Saturday was a double event of sorts for Low-Key Hillclimbs. We had the standard climb, up Lomas Cantadas in the Berkeley Hills, but we combined that with a bonus event, to do Lomas and Marin Ave, in that order, in the same day. We called it the 7X Challenge.
The climb of Lomas Cantadas was fun. I felt stronger than I had the week before, at Patterson Pass. The pace was very quick at the start, requiring a level of explosiveness I simply do not have now or maybe ever, and I drifted back. This cost me a bit on the short descent, where I was in slower traffic than the leaders, but I did well on the final steepest portion, passing riders who suffered from having stuck closer to the leaders in the early going. Among the riders without electric assist, I was 9th, a very good result for me this year, given my ongoing physical therapy to recover from my June crash and injury.
I helped with the finish line crew to get the numbers of riders finishing after me, then headed over to the parking lot near Grizzly Peak Boulevard where Cara had brownies and gingerbread in addition to water, juice, and other goodies. Paul McKenzie and Paul Chuck were there on their tandem, and they led a group to Marin Ave, to complete the 7X challenge.
Marin Ave on tired legs is a memorable experience. The first 8 blocks wear you down so when you crest Euclid, revealing the final three, steepest blocks ahead, it makes a rapid impression. But I survived these three blocks, ending up 4th out of 9 among men in the challenge standings (as I write this: riders may still upload their data until Monday evening).
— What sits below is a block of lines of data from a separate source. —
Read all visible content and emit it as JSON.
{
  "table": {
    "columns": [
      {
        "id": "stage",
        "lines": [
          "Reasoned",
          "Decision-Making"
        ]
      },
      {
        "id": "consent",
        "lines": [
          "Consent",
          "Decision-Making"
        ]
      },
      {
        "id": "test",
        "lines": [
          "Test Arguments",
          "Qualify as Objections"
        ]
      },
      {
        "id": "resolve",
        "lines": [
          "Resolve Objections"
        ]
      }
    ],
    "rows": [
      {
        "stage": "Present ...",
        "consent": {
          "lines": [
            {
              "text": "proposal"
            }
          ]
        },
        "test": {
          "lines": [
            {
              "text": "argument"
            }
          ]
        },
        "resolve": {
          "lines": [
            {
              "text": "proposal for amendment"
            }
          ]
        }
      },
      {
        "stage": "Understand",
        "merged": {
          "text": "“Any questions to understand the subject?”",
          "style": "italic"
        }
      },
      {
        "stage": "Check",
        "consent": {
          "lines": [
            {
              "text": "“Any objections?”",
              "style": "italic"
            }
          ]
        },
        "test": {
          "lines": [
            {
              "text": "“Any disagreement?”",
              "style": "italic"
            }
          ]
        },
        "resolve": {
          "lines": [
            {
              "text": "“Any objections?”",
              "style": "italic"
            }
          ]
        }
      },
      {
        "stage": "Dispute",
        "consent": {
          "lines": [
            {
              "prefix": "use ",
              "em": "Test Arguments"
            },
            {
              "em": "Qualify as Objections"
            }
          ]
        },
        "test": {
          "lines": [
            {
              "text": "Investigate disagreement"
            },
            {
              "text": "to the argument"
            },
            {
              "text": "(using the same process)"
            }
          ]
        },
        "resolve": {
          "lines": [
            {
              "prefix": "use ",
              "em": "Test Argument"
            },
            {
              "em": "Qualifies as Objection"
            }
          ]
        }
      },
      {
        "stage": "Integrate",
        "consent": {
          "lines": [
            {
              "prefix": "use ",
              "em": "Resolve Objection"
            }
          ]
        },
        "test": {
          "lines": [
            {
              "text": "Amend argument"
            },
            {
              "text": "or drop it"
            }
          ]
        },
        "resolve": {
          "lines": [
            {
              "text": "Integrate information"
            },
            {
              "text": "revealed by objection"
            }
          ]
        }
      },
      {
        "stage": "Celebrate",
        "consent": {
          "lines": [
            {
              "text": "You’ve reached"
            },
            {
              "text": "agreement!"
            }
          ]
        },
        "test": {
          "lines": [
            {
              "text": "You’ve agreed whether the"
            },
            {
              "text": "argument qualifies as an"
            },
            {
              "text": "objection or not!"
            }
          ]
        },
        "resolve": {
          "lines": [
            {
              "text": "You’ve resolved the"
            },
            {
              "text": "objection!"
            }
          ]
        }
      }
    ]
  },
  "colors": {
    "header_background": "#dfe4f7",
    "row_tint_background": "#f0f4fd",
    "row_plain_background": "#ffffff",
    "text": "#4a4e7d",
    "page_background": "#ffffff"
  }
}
In addition there was one woman, one hybrid-electric bike, and, remarkably, Paul and Paul's tandem.
The timing of the event, not surprisingly, didn't go as smoothly as I'd hoped. It was better than Portola Valley Hills, for sure, but part of that was because there were so many fewer riders. The GPS timing was applied to both Lomas Cantadas and Marin Ave, the former to allow those who didn't do the Low-Key climb to still participate in the 7X Challenge. I'll look here at Marin Ave.
Here's the x-y position (the start line of Lomas is the origin) for all of the riders who did the Challenge course. Most of the data are excellent, but there are three clear outliers:
I plot only the data between the triggering of the start line at the traffic circle at the bottom of the climb and the triggering of the finish at the top of the climb. The obvious culprits are 409 (Edge 500), 405 (Edge 500), and 108 (Edge 800). This wasn't completely to the script that Edge 500's cause all the trouble, but they were still 2/3. In the case of 405 and 108, the data recovered just in time to trigger the finish line. In the case of 409 I had to apply a manual finish line move to have him trigger it (I could also have defined a manual trigger time for the rider: that's a code feature I want to add, since it would be faster than moving the line). I did that by referring to his altitude. I could also have looked at his speed, but the top was fairly obvious from altitude.
This brings up the question whether altitude provides a way to automatically trigger timing events in GPS-timed competitions. For example, if position is poor, but altitude is accurate, and I know the finishing altitude of a climb, then I can trigger the timer when the rider approaches that altitude (leaving some margin for error).
To investigate this, I plotted altitude versus distance for each of the riders. In this case, the distance starts when the rider first triggers the start of the climb. Two riders returned to the start and retriggered it, one after riding partway up Marin, the other up an alternate street. The timing code handles this fine: the time is taken from the last time the start line is crossed. But this isn't important to the purpose here: what's of interest is the start and finish altitude, and if the rider's altitude changes monotonically from start to finish.
The answer: clearly not. And interestingly it's some of the same suspects as last time: 405 (Edge 500) and 108 (Edge 800) have the worst altitude data. 409's profile is poor, but that's perhaps because distance is wrong: the altitude increases monotonically between limits consistent with the other riders.
So what we have is there's a good chance poor position is associated with poor altitude. Since the Garmin units use GPS-corrected barometric altimetry, that's not too surprising. If you're relying on GPS to calibrate the barometer, and the GPS is out on vacation, you're using an unreliable reference. Altitude can't naively be used as a backup for poor position data. Good altitude and good position go hand-in-hand.